Note from the Editors: This essay is part III and the final part of an online symposium on D’Annunzio, Nietzsche and Bronze Age Pervert. Read part I, here, and part II, here.
Friedrich Nietzsche: A Right Turn from Conservatism and Liberal Christianity
“I mistrust all systematizers and I avoid them. The will to a system is a lack of integrity.”
– Friedrich Nietzsche, Twilight of the Idols
“First let us make the younger generation good pagans and afterwards let us make them Christians.”
– C.S. Lewis
The notion of a Nietzschean right-wing outside of conservatism should be fairly coherent for many. This, after all, is what figures like Bronze Age Pervert (BAP) are inspiring and igniting online – a Right which is not ‘classically liberal’, nor Republican, nor rooted in the Enlightenment, but rather invested in mythology, beauty, health, and national greatness.
But another idea – the question of whether it is possible to be Christian and not liberal – should be considered an equally important issue.
Liberal Christianity was exemplified by George W. Bush. The imperial elements of Christianity made subservient to his secular nation-building, during which the sacrifice of the oldest Christian communities were seen as necessary collateral damage for feminism and gay rights to emerge in the Middle East.
Obama fulfilled the great promise of Bush II, allowing Christian charity to become a deranged, weaponized empathy in which abortion and gay marriage were the new acts of ‘love’ for the downtrodden.

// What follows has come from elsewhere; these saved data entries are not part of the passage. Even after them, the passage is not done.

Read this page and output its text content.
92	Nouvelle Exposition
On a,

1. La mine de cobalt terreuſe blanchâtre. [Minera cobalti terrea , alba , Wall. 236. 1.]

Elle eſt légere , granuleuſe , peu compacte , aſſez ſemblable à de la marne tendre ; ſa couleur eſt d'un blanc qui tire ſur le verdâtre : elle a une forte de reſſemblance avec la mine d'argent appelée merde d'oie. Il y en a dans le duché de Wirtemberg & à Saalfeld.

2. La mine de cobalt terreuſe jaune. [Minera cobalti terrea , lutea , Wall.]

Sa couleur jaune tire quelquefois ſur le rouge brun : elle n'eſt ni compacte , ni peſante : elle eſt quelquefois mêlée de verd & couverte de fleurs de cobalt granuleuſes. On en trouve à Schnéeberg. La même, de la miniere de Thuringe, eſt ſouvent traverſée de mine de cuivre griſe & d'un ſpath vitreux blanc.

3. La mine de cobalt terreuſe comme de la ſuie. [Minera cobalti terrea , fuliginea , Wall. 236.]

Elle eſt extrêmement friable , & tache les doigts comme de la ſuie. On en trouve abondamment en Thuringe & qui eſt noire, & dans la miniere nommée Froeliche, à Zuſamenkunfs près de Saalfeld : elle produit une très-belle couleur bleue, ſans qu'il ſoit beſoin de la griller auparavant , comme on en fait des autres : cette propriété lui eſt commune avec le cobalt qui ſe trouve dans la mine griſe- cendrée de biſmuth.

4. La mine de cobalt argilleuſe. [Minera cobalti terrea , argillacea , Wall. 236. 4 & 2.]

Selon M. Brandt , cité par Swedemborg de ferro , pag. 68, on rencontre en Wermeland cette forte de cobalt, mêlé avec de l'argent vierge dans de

Wokeness itself is less some kind of neo-Marxism, and more a Christian heresy. The Puritans who founded Harvard and Yale as a vehicle for their Unitarian, Masonic, Deistic beliefs, have simply reached the endgame of their religion – a Gnostic hatred for our world and our spiritual and historic homelands.
But despite Christians having long been at the heart of the Right, whether you can be both Christian and right-wing requires some introspection. Today the Pope is certainly not right-wing, and more of a Davos/Geneva man. The same can be said of all the ecclesial communities, at least in the West, who would surely have no problem in recognizing the teaching authority of this pope.
But what does it mean that a man of the appetites of Trump was considerably more sympathetic to their vulnerabilities in the American system than the devout Bush?